Five Steps to Start a Boom

Is cable television passé? Is all the interesting stuff happening on the Internet? Doesn’t have to be that way.

Here are five steps to start getting venture capitalists and entrepreneurs excited about trying out their big new ideas on cable first. Full disclosure: This is one investor ready to put his money where his mouth is. So, read on.

1. Figure out how to charge for videos. The idea that “everything should be free so I can sell more set-top boxes and reduce churn on digital services” is a nonstarter. You need fresh, original product long-term. And producers, from media companies to the self-publishing entrepreneur, need to get paid.

Pay for great ideas and you might just get them. In fact, you will get really great ideas if you put in a little seed capital, support business models that aren’t all ad-supported and follow up with real marketing dollars and expert input. A new wave of thankful, motivated entrepreneurs and investors will call.

2. Think about the content. Content is moving quickly, often awkwardly, to other channels, platforms and devices. Hire from outside the insular world of Hollywood — folks who live and breathe community, commerce, personalization and user-generated content and actually watch what gets produced. There is too much talk about the deal and not enough talk about what people are watching and how they want to watch it. The most successful new channels are coming from outside the major players who are focused on line extensions and milking more money out of libraries.

3. Immerse yourself in the Internet. Big ideas such as communities of common interest and advanced search have come from individuals and investors with a single idea, creating multibillion dollar businesses such as MySpace.com and Google.

Now, the costs — and the bar — for producing new content are low and getting lower. Incubate creative entrepreneurs. Align them with savvy investors, give them smart advice and you can create valuable new services.

4. Make your hardware smarter. Shouldn’t the remote control be as simple as the Google interface, and ultimately lead to the kind of new efficiencies for advertisers that will get past the worries about viewers skipping past their spots? Imagine if TV were smart enough to know that you are planning a trip and would never ever buy a pickup truck. Why shouldn’t a guide to ads that might interest you pop up first on screen, before you watch a program?

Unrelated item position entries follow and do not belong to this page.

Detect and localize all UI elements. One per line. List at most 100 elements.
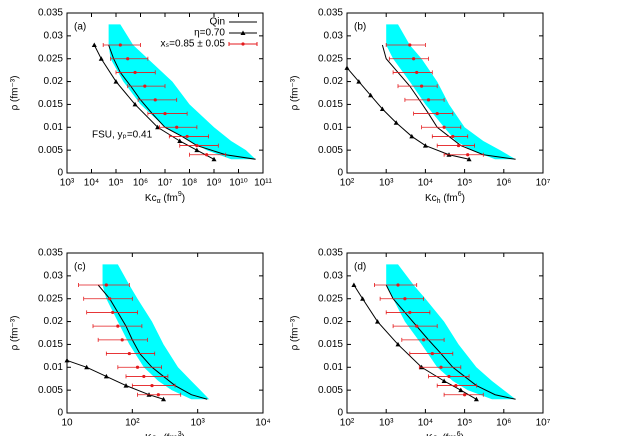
error-bar (385, 43, 426, 47)
error-bar (392, 70, 433, 75)
error-bar (83, 296, 133, 301)
y-tick-label: 0.035 (318, 8, 343, 19)
panel-label: (c) (74, 262, 86, 273)
x-axis-label: Kch (fm6) (425, 191, 465, 205)
data-point (439, 365, 443, 369)
y-axis-label: ρ (fm⁻³) (10, 76, 21, 111)
y-tick-label: 0.01 (324, 122, 344, 133)
series-line (353, 284, 477, 400)
x-tick-label: 10⁶ (496, 418, 511, 429)
x-tick-label: 10⁴ (84, 178, 99, 189)
data-point (150, 383, 154, 388)
y-tick-label: 0.02 (324, 76, 344, 87)
y-tick-label: 0.005 (38, 385, 63, 396)
data-point (153, 98, 157, 102)
y-tick-label: 0.015 (38, 99, 63, 110)
y-tick-label: 0.02 (44, 76, 64, 87)
x-tick-label: 10³ (190, 418, 205, 429)
triangle-marker (161, 396, 167, 402)
y-tick-label: 0.025 (38, 53, 63, 64)
data-point (143, 84, 147, 88)
x-tick-label: 10³ (379, 418, 394, 429)
x-tick-label: 10⁵ (457, 418, 472, 429)
triangle-marker (409, 133, 415, 139)
triangle-marker (393, 120, 399, 125)
uncertainty-band (386, 264, 516, 400)
x-axis-label: Kct (fm6) (426, 431, 464, 436)
y-tick-label: 0.005 (318, 145, 343, 156)
uncertainty-band (102, 264, 210, 400)
panel: 0 0.005 0.01 0.015 0.02 0.025 0.03 0.035 10³ 10⁴ 1… (10, 8, 273, 205)
y-tick-label: 0.03 (324, 270, 344, 281)
error-bar (413, 111, 454, 116)
y-tick-label: 0.01 (44, 362, 64, 373)
annotation: FSU, yₚ=0.41 (92, 130, 153, 141)
triangle-marker (360, 296, 366, 301)
x-axis-label-part: 9 (178, 191, 182, 198)
panel-label: (b) (354, 22, 366, 33)
error-bar (137, 97, 178, 102)
error-bar (385, 310, 431, 315)
triangle-marker (458, 387, 464, 393)
x-axis-label-part: (fm (440, 433, 457, 436)
x-axis-label-part: ) (182, 433, 185, 436)
data-point (451, 134, 455, 139)
error-bar (147, 111, 188, 116)
data-point (447, 374, 451, 379)
data-point (463, 393, 467, 397)
triangle-marker (113, 79, 119, 84)
x-tick-label: 10⁹ (206, 178, 221, 189)
x-tick-label: 10⁸ (182, 178, 197, 189)
uncertainty-band (386, 24, 516, 160)
x-tick-label: 10⁷ (158, 178, 173, 189)
data-point (126, 57, 130, 61)
y-tick-label: 0.01 (44, 122, 64, 133)
x-tick-label: 10⁵ (457, 178, 472, 189)
data-point (456, 143, 461, 148)
y-tick-label: 0.015 (318, 339, 343, 350)
x-axis-label-part: 6 (457, 431, 461, 436)
legend-label: xₛ=0.85 ± 0.05 (160, 39, 225, 50)
y-tick-label: 0 (57, 168, 63, 179)
data-point (435, 111, 439, 116)
data-point (426, 98, 431, 102)
triangle-marker (98, 56, 104, 61)
legend-label: η=0.70 (194, 28, 225, 39)
y-tick-label: 0 (337, 168, 343, 179)
data-point (466, 153, 470, 157)
data-point (104, 283, 108, 287)
plot-frame (66, 252, 264, 414)
x-axis-label-part: ) (462, 193, 465, 204)
data-point (116, 324, 120, 328)
y-tick-label: 0.015 (318, 99, 343, 110)
data-point (422, 338, 426, 342)
data-point (142, 374, 146, 379)
error-bar (78, 283, 130, 287)
panel: 0 0.005 0.01 0.015 0.02 0.025 0.03 0.035 10 10² 10… (10, 248, 271, 436)
triangle-marker (441, 378, 447, 383)
data-point (442, 125, 446, 129)
error-bar (131, 383, 176, 388)
x-tick-label: 10⁶ (133, 178, 148, 189)
x-tick-label: 10¹⁰ (229, 178, 247, 189)
y-tick-label: 0 (57, 408, 63, 419)
x-axis-label-part: 3 (178, 431, 182, 436)
triangle-marker (473, 396, 479, 402)
error-bar (168, 134, 209, 139)
data-point (127, 351, 131, 356)
error-bar (397, 84, 438, 89)
triangle-marker (132, 101, 138, 107)
data-point (175, 125, 179, 129)
uncertainty-band (108, 24, 256, 160)
y-tick-label: 0 (337, 408, 343, 419)
legend-marker (241, 42, 245, 46)
panel: 0 0.005 0.01 0.015 0.02 0.025 0.03 0.035 10² 10³ 1… (290, 248, 551, 436)
legend-marker (240, 30, 246, 35)
data-point (205, 153, 209, 157)
x-tick-label: 10³ (379, 178, 394, 189)
data-point (408, 43, 412, 47)
error-bar (117, 365, 162, 370)
data-point (415, 70, 419, 75)
x-axis-label-part: 6 (458, 191, 462, 198)
x-axis-label-part: (fm (441, 193, 458, 204)
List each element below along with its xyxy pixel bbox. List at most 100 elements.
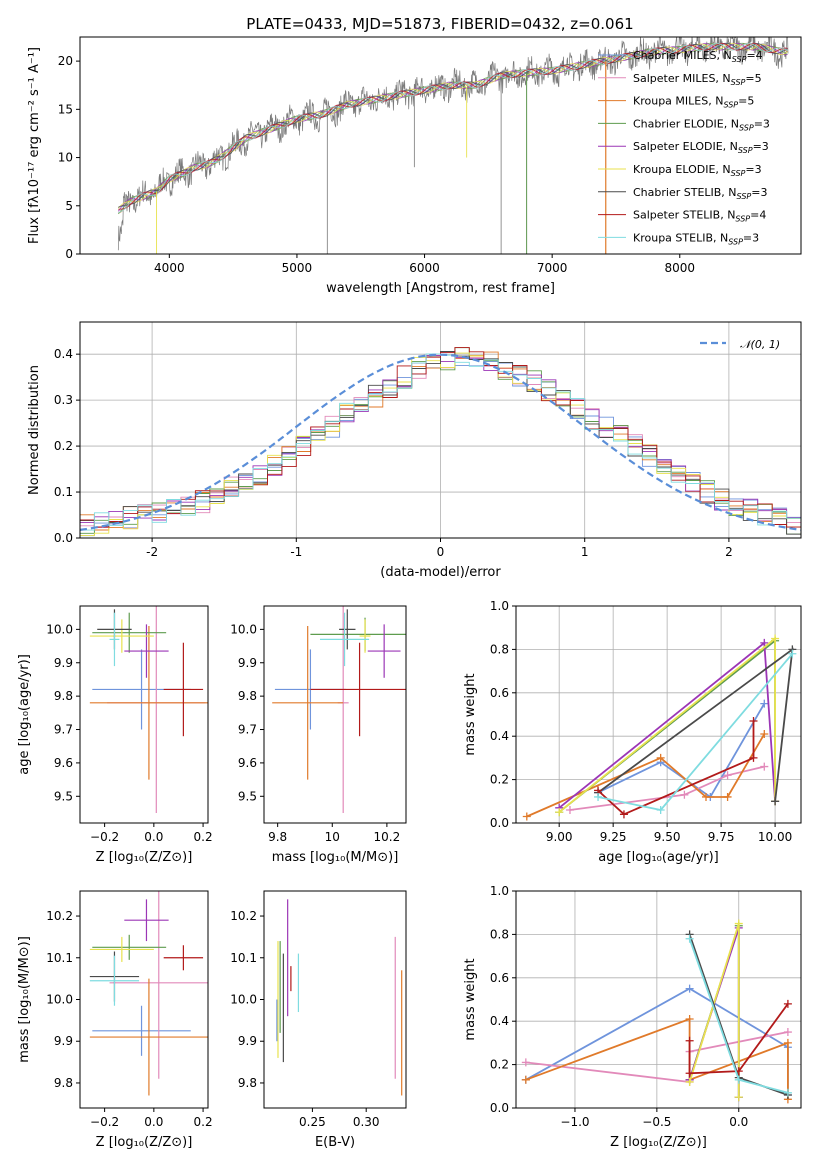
weight-point-marker xyxy=(656,753,665,762)
weight_vs_age-ytick-label: 0.6 xyxy=(490,686,509,700)
weight_vs_Z-ytick-label: 0.2 xyxy=(490,1058,509,1072)
mass_vs_Z-ytick-label: 10.0 xyxy=(46,993,73,1007)
legend-label-sub: SSP xyxy=(732,55,747,64)
legend-label-sub: SSP xyxy=(739,123,754,132)
residuals-ytick-label: 0.4 xyxy=(54,347,73,361)
weight_vs_Z-xtick-label: 0.0 xyxy=(729,1115,748,1129)
legend-label-main: Kroupa STELIB, N xyxy=(633,231,728,244)
weight_vs_Z-xlabel: Z [log₁₀(Z/Z⊙)] xyxy=(610,1135,707,1150)
spectrum-model-line xyxy=(118,42,788,211)
weight-point-marker xyxy=(685,1077,694,1086)
spectrum-model-line xyxy=(118,42,788,214)
age_vs_mass-ytick-label: 9.7 xyxy=(238,723,257,737)
age_vs_Z-ytick-label: 9.8 xyxy=(54,689,73,703)
residuals-ylabel: Normed distribution xyxy=(27,365,42,495)
age_vs_mass-ytick-label: 9.6 xyxy=(238,756,257,770)
age_vs_Z-xlabel: Z [log₁₀(Z/Z⊙)] xyxy=(96,850,193,865)
legend-label-tail: =3 xyxy=(745,163,761,176)
age_vs_Z-ytick-label: 10.0 xyxy=(46,622,73,636)
age_vs_mass-ytick-label: 10.0 xyxy=(230,622,257,636)
weight_vs_Z-ytick-label: 0.6 xyxy=(490,971,509,985)
spectrum-xtick-label: 6000 xyxy=(409,261,440,275)
weight-point-marker xyxy=(723,771,732,780)
mass_vs_ebv-xtick-label: 0.25 xyxy=(299,1115,326,1129)
age_vs_mass-ytick-label: 9.8 xyxy=(238,689,257,703)
age_vs_Z-ytick-label: 9.7 xyxy=(54,723,73,737)
spectrum-ytick-label: 20 xyxy=(58,54,73,68)
mass_vs_ebv-plot-area xyxy=(276,899,403,1096)
mass_vs_Z-ytick-label: 10.1 xyxy=(46,951,73,965)
mass_vs_ebv-xtick-label: 0.30 xyxy=(353,1115,380,1129)
age_vs_mass-ytick-label: 9.5 xyxy=(238,789,257,803)
weight-point-marker xyxy=(521,1075,530,1084)
weight-point-marker xyxy=(783,1028,792,1037)
weight-point-marker xyxy=(702,792,710,801)
legend-label: Chabrier STELIB, NSSP=3 xyxy=(633,186,767,201)
age_vs_Z-ytick-label: 9.6 xyxy=(54,756,73,770)
legend-label: Salpeter ELODIE, NSSP=3 xyxy=(633,140,769,155)
spectrum-frame xyxy=(79,36,802,255)
weight_vs_Z-xtick-label: −0.5 xyxy=(642,1115,671,1129)
legend-label-sub: SSP xyxy=(731,78,746,87)
weight_vs_age-xtick-label: 10.00 xyxy=(758,830,792,844)
legend-label: Kroupa ELODIE, NSSP=3 xyxy=(633,163,762,178)
legend-label-tail: =4 xyxy=(746,49,762,62)
weight_vs_age-plot-area xyxy=(522,634,797,821)
residuals-frame xyxy=(79,321,802,539)
age_vs_Z-ytick-label: 9.5 xyxy=(54,789,73,803)
legend-label-sub: SSP xyxy=(738,146,753,155)
weight_vs_age-ytick-label: 0.8 xyxy=(490,642,509,656)
legend-label: Kroupa MILES, NSSP=5 xyxy=(633,95,754,110)
weight-point-marker xyxy=(734,1075,743,1084)
weight-point-marker xyxy=(685,1015,694,1024)
mass_vs_Z-xtick-label: −0.2 xyxy=(90,1115,119,1129)
age_vs_Z-panel: −0.2 0.0 0.2 9.5 9.6 9.7 9.8 9.9 10.0 Z [log₁₀(Z/… xyxy=(17,605,213,865)
weight-point-marker xyxy=(771,634,780,643)
spectrum-ytick-label: 0 xyxy=(65,247,73,261)
mass_vs_ebv-ytick-label: 9.8 xyxy=(238,1076,257,1090)
legend-label-main: Chabrier MILES, N xyxy=(633,49,732,62)
residuals-xtick-label: 0 xyxy=(437,545,445,559)
legend-label-sub: SSP xyxy=(737,192,752,201)
legend-label: Salpeter MILES, NSSP=5 xyxy=(633,72,762,87)
mass_vs_Z-xtick-label: 0.0 xyxy=(144,1115,163,1129)
residuals-xlabel: (data-model)/error xyxy=(380,565,501,580)
weight-point-marker xyxy=(723,792,732,801)
mass_vs_Z-plot-area xyxy=(89,891,208,1096)
weight_vs_age-xtick-label: 9.50 xyxy=(654,830,681,844)
weight-point-marker xyxy=(594,792,603,801)
legend-label: Chabrier MILES, NSSP=4 xyxy=(633,49,763,64)
weight_vs_age-panel: 9.00 9.25 9.50 9.75 10.00 0.0 0.2 0.4 0.6 0.8 1.0 a… xyxy=(463,599,802,865)
residuals-ytick-label: 0.0 xyxy=(54,531,73,545)
legend-label-sub: SSP xyxy=(723,101,738,110)
residuals-xtick-label: -1 xyxy=(290,545,302,559)
legend-label-tail: =5 xyxy=(745,72,761,85)
weight-point-marker xyxy=(619,810,628,819)
weight_vs_age-ytick-label: 1.0 xyxy=(490,599,509,613)
weight-point-marker xyxy=(565,805,574,814)
age_vs_Z-xtick-label: −0.2 xyxy=(90,830,119,844)
weight-point-marker xyxy=(685,1069,694,1078)
mass_vs_ebv-frame xyxy=(263,890,407,1109)
mass_vs_Z-panel: −0.2 0.0 0.2 9.8 9.9 10.0 10.1 10.2 Z [log₁₀(Z/Z… xyxy=(17,890,213,1150)
legend-label-tail: =4 xyxy=(750,209,766,222)
legend-label-tail: =3 xyxy=(751,186,767,199)
weight-point-marker xyxy=(749,753,758,762)
spectrum-ylabel: Flux [fλ10⁻¹⁷ erg cm⁻² s⁻¹ A⁻¹] xyxy=(27,47,42,244)
mass_vs_Z-xtick-label: 0.2 xyxy=(194,1115,213,1129)
mass_vs_ebv-ytick-label: 10.2 xyxy=(230,909,257,923)
mass_vs_Z-xlabel: Z [log₁₀(Z/Z⊙)] xyxy=(96,1135,193,1150)
weight_vs_Z-ytick-label: 0.4 xyxy=(490,1014,509,1028)
weight-point-marker xyxy=(760,762,769,771)
spectrum-model-line xyxy=(118,42,788,213)
legend-label-main: Chabrier STELIB, N xyxy=(633,186,737,199)
mass_vs_Z-frame xyxy=(79,890,209,1109)
mass_vs_Z-ytick-label: 9.9 xyxy=(54,1034,73,1048)
age_vs_Z-frame xyxy=(79,605,209,824)
weight-point-marker xyxy=(734,919,743,928)
residuals-ytick-label: 0.2 xyxy=(54,439,73,453)
weight-point-marker xyxy=(783,1088,792,1097)
mass_vs_Z-ylabel: mass [log₁₀(M/M⊙)] xyxy=(17,936,32,1063)
spectrum-ytick-label: 5 xyxy=(65,199,73,213)
spectrum-plot-area xyxy=(117,37,789,254)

Pay extra for avoiding commercials and start investing in behavioral, contextual, local marketing that will provide your advertisers with real returns.

5. Get shorty. The habits of the 18-to-29 crowd are wildly different than those 30 and older. If you want to appeal to kids schooled in instant messaging, short viewing patterns, mobility and strong connection, then insert yourself, your thinking and your marketing into the process.

Isn’t IGN Game Spy more relevant than G4 to gamers? They are participatory, not laid back viewers. They connect on computer screen, on cell phone, on the music player, on the TV channel — all at the same time.

Mature industries — and cable TV is fast becoming one — need to sponsor and support the mysterious alchemy that leads to each new boom in technologically driven services. Open the door, take risks and focus on today’s consumer, not yesterday’s, and you’ll ride that next boom — not be blown away by it.